Anna Wintour stood beaming next to Lauren Sánchez Bezos, calling her a "force for joy" and praising Jeff Bezos for his "genuine" commitment to giving back. Nice words. Except outside, protesters had been hammering the Bezoses for days. The contrast was so jarring it felt almost surreal — like watching two completely different events at the same time.

So what's the actual issue here? The Bezoses dropped $10 million to be honorary co-chairs of this year's gala. That's a lot of money, sure, but it's not like Bezos is new to funding the Met. He was already the lead sponsor back in 2012. This time, though, the timing's terrible. Bezos's wealth has exploded to absurd levels while the wealth gap keeps widening. Add in his recent cozying up to Trump — not exactly beloved by New York's arts crowd — and you've got a PR disaster waiting to happen.

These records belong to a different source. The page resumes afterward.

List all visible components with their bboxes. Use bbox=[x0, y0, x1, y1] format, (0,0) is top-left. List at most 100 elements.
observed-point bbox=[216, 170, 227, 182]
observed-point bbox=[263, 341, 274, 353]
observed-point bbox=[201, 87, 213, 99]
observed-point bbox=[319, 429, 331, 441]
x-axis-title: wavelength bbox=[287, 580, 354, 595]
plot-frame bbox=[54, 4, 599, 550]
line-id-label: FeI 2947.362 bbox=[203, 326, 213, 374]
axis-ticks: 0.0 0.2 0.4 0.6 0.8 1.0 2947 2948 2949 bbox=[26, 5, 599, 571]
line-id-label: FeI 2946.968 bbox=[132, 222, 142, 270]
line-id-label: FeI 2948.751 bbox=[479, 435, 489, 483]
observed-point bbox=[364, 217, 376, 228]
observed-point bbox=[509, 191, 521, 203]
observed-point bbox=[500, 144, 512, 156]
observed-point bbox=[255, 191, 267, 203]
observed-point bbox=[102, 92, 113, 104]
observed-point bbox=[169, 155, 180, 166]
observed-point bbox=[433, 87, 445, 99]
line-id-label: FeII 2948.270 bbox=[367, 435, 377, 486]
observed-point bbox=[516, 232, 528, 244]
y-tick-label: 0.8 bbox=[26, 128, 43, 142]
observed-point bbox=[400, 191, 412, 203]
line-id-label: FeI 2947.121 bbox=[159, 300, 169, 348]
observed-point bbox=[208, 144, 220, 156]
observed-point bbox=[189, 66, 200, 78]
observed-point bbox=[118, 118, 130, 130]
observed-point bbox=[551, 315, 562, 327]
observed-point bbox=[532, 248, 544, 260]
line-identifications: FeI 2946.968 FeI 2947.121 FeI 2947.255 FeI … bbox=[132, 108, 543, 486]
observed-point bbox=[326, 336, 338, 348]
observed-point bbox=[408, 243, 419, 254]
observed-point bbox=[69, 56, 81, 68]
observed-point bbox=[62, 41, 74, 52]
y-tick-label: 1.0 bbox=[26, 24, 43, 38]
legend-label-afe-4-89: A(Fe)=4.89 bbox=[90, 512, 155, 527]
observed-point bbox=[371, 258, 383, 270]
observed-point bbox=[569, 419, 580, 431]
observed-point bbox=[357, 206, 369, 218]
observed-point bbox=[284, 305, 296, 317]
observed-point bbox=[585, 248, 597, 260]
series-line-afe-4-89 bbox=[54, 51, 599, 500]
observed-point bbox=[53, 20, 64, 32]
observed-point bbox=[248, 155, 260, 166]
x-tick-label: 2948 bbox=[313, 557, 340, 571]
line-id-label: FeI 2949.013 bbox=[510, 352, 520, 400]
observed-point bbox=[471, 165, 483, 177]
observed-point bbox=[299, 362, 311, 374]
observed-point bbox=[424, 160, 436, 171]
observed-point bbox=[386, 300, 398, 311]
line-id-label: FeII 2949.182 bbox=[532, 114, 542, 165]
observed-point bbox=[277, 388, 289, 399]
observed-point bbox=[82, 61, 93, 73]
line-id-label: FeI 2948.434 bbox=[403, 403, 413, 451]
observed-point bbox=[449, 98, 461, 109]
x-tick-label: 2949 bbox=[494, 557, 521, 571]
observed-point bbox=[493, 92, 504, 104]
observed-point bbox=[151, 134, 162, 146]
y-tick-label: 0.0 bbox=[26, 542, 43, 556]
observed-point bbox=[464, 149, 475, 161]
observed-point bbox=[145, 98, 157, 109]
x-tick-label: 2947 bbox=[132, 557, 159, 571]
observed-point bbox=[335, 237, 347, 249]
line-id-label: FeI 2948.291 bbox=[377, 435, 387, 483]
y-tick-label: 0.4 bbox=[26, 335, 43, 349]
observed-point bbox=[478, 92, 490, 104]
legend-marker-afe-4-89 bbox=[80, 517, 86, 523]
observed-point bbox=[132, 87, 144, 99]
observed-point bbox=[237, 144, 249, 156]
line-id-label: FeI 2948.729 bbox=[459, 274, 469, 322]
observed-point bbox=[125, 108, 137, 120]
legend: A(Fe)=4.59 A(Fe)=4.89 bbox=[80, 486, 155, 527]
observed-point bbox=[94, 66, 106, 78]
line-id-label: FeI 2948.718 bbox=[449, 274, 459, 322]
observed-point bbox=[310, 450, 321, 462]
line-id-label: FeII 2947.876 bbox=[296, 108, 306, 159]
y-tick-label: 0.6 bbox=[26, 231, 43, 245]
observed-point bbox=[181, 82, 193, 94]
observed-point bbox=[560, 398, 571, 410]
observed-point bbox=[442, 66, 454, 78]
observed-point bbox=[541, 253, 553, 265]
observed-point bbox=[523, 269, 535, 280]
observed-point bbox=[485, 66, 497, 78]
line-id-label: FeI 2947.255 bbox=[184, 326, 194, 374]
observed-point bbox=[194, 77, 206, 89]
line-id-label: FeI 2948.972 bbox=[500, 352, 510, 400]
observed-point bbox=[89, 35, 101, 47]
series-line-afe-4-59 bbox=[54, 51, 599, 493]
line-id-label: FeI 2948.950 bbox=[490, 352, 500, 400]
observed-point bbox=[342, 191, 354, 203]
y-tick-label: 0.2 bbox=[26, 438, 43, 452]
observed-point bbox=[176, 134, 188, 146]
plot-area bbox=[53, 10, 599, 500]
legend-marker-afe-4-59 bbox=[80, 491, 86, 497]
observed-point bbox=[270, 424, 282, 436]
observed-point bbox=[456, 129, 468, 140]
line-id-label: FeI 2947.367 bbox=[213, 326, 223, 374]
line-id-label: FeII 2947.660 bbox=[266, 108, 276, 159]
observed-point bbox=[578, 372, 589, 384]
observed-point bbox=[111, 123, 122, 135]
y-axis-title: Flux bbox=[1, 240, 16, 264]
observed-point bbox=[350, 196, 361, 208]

The fashion world's been itchy about this stuff for a while. The Met Gala's become a lightning rod for anti-excess protests in recent years, but this year hit different. People are genuinely angry. Tech billionaires bankrolling high fashion while regular folks are struggling to afford rent? It's the kind of thing that makes even the most apolitical designer uncomfortable.

What's wild is how little Wintour seemed to acknowledge any of it. She just... praised them. No acknowledgment of the controversy, no attempt to bridge the gap between what was happening inside and what people were actually feeling outside. That's either tone-deaf or a calculated move to shut down the conversation. Maybe both.

The real question now is whether this actually changes anything. Will designers start pushing back against tech money? Will the Met reconsider its approach? Or does fashion just keep doing what it's always done — taking the check and moving on?

For now, the industry's quietly split. Some people think the Bezoses deserve credit for supporting the arts. Others think it's just billionaires buying their way into respectability. Wintour's job was to make everyone feel good about the decision. Whether she actually pulled that off is another story entirely.